IFR 2529 - 13 Apr 2024 - 19 Apr 2024
3 min read
Tessa Walsh

The UK's incoming anti-greenwashing rule under its Sustainable Disclosure Requirements regulation is posing problems for banks that underwrite ESG-labelled debt products, as the financial services sector grapples with the broader overhaul of sustainability claims.

The anti-greenwashing rule and guidance is causing confusion ahead of its implementation on May 31 for entities regulated by the UK's Financial Conduct Authority, including underwriting banks, which are struggling to assess which of their businesses and products are affected by the regulation.

"Banks are looking at their corporate finance businesses to see if they have to start complying with the anti-greenwashing rules as they are offering more sustainable finance products and ESG capital markets products and are having a trickier job working out what is in and out of scope from these rules," said Sebastian Barling, a financial regulation partner at law firm Linklaters.

The FCA released its Sustainability Disclosure Requirements and investment labelling regime in November.
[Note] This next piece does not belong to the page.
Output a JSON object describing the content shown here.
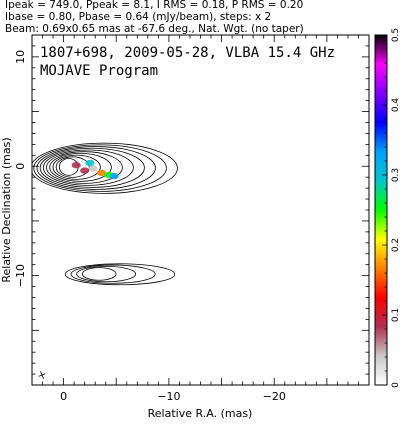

They were combined with a broader anti-greenwashing rule as well as naming and marketing rules for investment products in an effort to ensure sustainability-related claims are fair, clear and not misleading.

But as it is currently drafted, there is a risk that the anti-greenwashing rule may apply to banks that are communicating financial promotions as part of their underwriting or bookrunning roles when they share a prospectus or investor presentation or issuers' in-house sustainability claims.

That is because the anti-greenwashing rule is not subject to the same exclusions that currently apply and could therefore result in a significant increase in obligations for underwriters and bookrunners.

"There is a concern among bond underwriters that it would lead to a sharing of responsibility that could potentially require additional due diligence considerations," said Ruari Ewing, a senior director at the International Capital Market Association.

The anti-greenwashing rule covers a huge range of communications that banks and other financial institutions make, including marketing, fund documentation, prospectuses and key investor information documents.

It also applies to the use of images, which raises questions around ubiquitous pictures of seedlings, trees and other nature pictures in marketing material.

"If you are publishing a website or a prospectus for a product that is covered in pictures of verdant jungle and smiling orangutans but actually it’s a Canadian coal tar oil investment, the FCA has indicated that will be seen as greenwashing and you can’t do it," Barling said.

The trade bodies for the bond and loan market responded to the FCA guidance consultation in January. The FCA published its guidance in February and said it would be updated to provide clarification on common queries but gave no timeframe.

"It remains to be seen whether the regulator's incoming anti-greenwashing rule guidance will expressly allay market concerns or leave it to firms to determine for themselves," said Terry Yiangou, a managing associate at Linklaters.